Putin and Zelenskiy hold talks on Ukraine conflict in Paris

Merkel joins host Macron in mediating summit aimed at restarting peace process

The leaders of France, Germany, Russia and Ukraine met at the Élysée Palace late on Monday for the first time since October 2016, in the hope of restarting the peace process in the stagnant conflict between the Ukrainian government and Russian-backed separatists in the Donbas region of eastern Ukraine.

The war has been so vicious, the positions of the Russian and Ukrainian governments so diametrically opposed, that no one expected a major breakthrough on Monday night.

“The holding of this meeting is already a victory in itself,” Ukrainian president Volodymyr Zelenskiy told journalists in the run-up to the summit. “But real success will be when diplomacy takes precedence over arms.”

About 13,300 people have been killed since the war started in 2014, when areas around Donetsk and Luhansk, the two main towns in Donbas, declared themselves “people’s republics”.


Another 20,000 people have been wounded, and about 1.5 million people have been displaced internally in Ukraine.

Three-quarters of fatalities occurred before the Minsk accords were concluded in February 2015, the Élysée said. The accords were the result of the “Normandy format” which made France and Germany mediators between Russia and Ukraine.

President Emmanuel Macron and chancellor Angela Merkel each held one-on-one meetings with Russian president Vladimir Putin and Zelenskiy.

Then all four leaders met, after which Putin and Zelenskiy talked alone in person for the first time. Until Monday, the two had only spoken on the telephone, concluding an agreement that led to a first exchange of prisoners on September 7th.

The four were to resume talks on a joint declaration over dinner.

Macron has gone to great lengths to establish what he calls “a new strategic dialogue” with Putin. Russia started the conflict in Donbas, then claimed to be a mere intermediary for the separatists.

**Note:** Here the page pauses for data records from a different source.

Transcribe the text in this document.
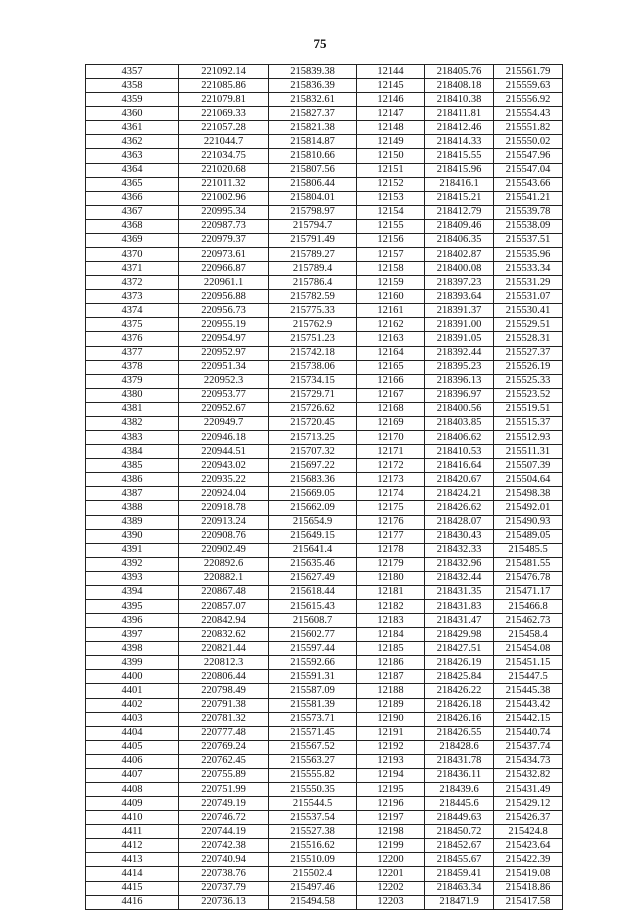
75
4357	221092.14	215839.38	12144	218405.76	215561.79
4358	221085.86	215836.39	12145	218408.18	215559.63
4359	221079.81	215832.61	12146	218410.38	215556.92
4360	221069.33	215827.37	12147	218411.81	215554.43
4361	221057.28	215821.38	12148	218412.46	215551.82
4362	221044.7	215814.87	12149	218414.33	215550.02
4363	221034.75	215810.66	12150	218415.55	215547.96
4364	221020.68	215807.56	12151	218415.96	215547.04
4365	221011.32	215806.44	12152	218416.1	215543.66
4366	221002.96	215804.01	12153	218415.21	215541.21
4367	220995.34	215798.97	12154	218412.79	215539.78
4368	220987.73	215794.7	12155	218409.46	215538.09
4369	220979.37	215791.49	12156	218406.35	215537.51
4370	220973.61	215789.27	12157	218402.87	215535.96
4371	220966.87	215789.4	12158	218400.08	215533.34
4372	220961.1	215786.4	12159	218397.23	215531.29
4373	220956.88	215782.59	12160	218393.64	215531.07
4374	220956.73	215775.33	12161	218391.37	215530.41
4375	220955.19	215762.9	12162	218391.00	215529.51
4376	220954.97	215751.23	12163	218391.05	215528.31
4377	220952.97	215742.18	12164	218392.44	215527.37
4378	220951.34	215738.06	12165	218395.23	215526.19
4379	220952.3	215734.15	12166	218396.13	215525.33
4380	220953.77	215729.71	12167	218396.97	215523.52
4381	220952.67	215726.62	12168	218400.56	215519.51
4382	220949.7	215720.45	12169	218403.85	215515.37
4383	220946.18	215713.25	12170	218406.62	215512.93
4384	220944.51	215707.32	12171	218410.53	215511.31
4385	220943.02	215697.22	12172	218416.64	215507.39
4386	220935.22	215683.36	12173	218420.67	215504.64
4387	220924.04	215669.05	12174	218424.21	215498.38
4388	220918.78	215662.09	12175	218426.62	215492.01
4389	220913.24	215654.9	12176	218428.07	215490.93
4390	220908.76	215649.15	12177	218430.43	215489.05
4391	220902.49	215641.4	12178	218432.33	215485.5
4392	220892.6	215635.46	12179	218432.96	215481.55
4393	220882.1	215627.49	12180	218432.44	215476.78
4394	220867.48	215618.44	12181	218431.35	215471.17
4395	220857.07	215615.43	12182	218431.83	215466.8
4396	220842.94	215608.7	12183	218431.47	215462.73
4397	220832.62	215602.77	12184	218429.98	215458.4
4398	220821.44	215597.44	12185	218427.51	215454.08
4399	220812.3	215592.66	12186	218426.19	215451.15
4400	220806.44	215591.31	12187	218425.84	215447.5
4401	220798.49	215587.09	12188	218426.22	215445.38
4402	220791.38	215581.39	12189	218426.18	215443.42
4403	220781.32	215573.71	12190	218426.16	215442.15
4404	220777.48	215571.45	12191	218426.55	215440.74
4405	220769.24	215567.52	12192	218428.6	215437.74
4406	220762.45	215563.27	12193	218431.78	215434.73
4407	220755.89	215555.82	12194	218436.11	215432.82
4408	220751.99	215550.35	12195	218439.6	215431.49
4409	220749.19	215544.5	12196	218445.6	215429.12
4410	220746.72	215537.54	12197	218449.63	215426.37
4411	220744.19	215527.38	12198	218450.72	215424.8
4412	220742.38	215516.62	12199	218452.67	215423.64
4413	220740.94	215510.09	12200	218455.67	215422.39
4414	220738.76	215502.4	12201	218459.41	215419.08
4415	220737.79	215497.46	12202	218463.34	215418.86
4416	220736.13	215494.58	12203	218471.9	215417.58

Cultivated close relations

Macron has also cultivated close relations with Zelenskiy, the former television comedian who won 73 per cent of the vote in the Ukrainian presidential election last April. Macron received Zelenskiy at the Élysée before he was elected, and Zelenskiy made his first presidential trip abroad to Paris.

Putin is eager to obtain an easing of sanctions imposed by the EU when Russia annexed Crimea, which was part of Ukraine, in 2014. Though Putin is determined to maintain influence in Donbas, on the pretext that its inhabitants are ethnic Russians, he is believed to be willing to compromise there. Crimea is the Russian president’s red line.

Zelenskiy campaigned on promises to end the war and fight corruption. He is a Russian-speaker and is less antagonistic towards Moscow than his predecessor, Petro Poroshenko.

“The main problem is to create sufficient confidence between the parties so that we can advance towards the objective of the [Minsk] accords, which is to re-establish Ukrainian sovereignty,” said an adviser to Macron.

The likely result of Monday night’s summit was more confidence-building measures like those which made the meeting possible. After the prisoner exchange, Zelenskiy rebuilt a footbridge, used by thousands of people daily, across a river between Ukraine and the breakaway regions. Both sides pulled troops back from frontlines in three small zones. The rest of the frontline remains active, however, with rifle and mortar fire nightly.

Steinmeier formula

In October, Zelenskiy agreed to the terms of the Steinmeier formula, drawn up by Germany's current president Frank-Walter Steinmeier when he was foreign minister in 2015. A simplified version of the Minsk accords, the formula calls for free elections in the breakaway territories, under the supervision of the Organisation for Security and Cooperation in Europe (OSCE), special status for the territories, decommissioning of weapons, and Ukrainian control of the border with Russia.

However, Zelenskiy rejects one key provision. The Minsk aggreements said Kiev would regain control of borders only after elections. “That is the most delicate question,” Zelenskiy said before the summit. “I do not agree with this sequence of events. We will remain firm on that. It is our country, our land, our people.”

Zelenskiy's popularity was dented by his July 25th telephone conversation with Donald Trump, in which he appeared too weak to stand up to the US president. After he signed up to the Steinmeier formula, there were demonstrations against him in Kiev, led by veterans under the slogan "No surrender".

Regional elections that would create a degree of autonomy for Donbas remain a distant prospect. They might coincide with other Ukrainian regional elections in the autumn of 2020.

“But there is still a lot of ground to be covered,” warns an adviser to Macron. “You have a 500km frontline with 40,000 men on either side, armed to the teeth and who are shooting at each other . . . Even if the ceasefire has lowered the level of violence, there are children getting blown up by landmines, and between five and 15 people killed every month. There are many intermediate stages before we get to elections.”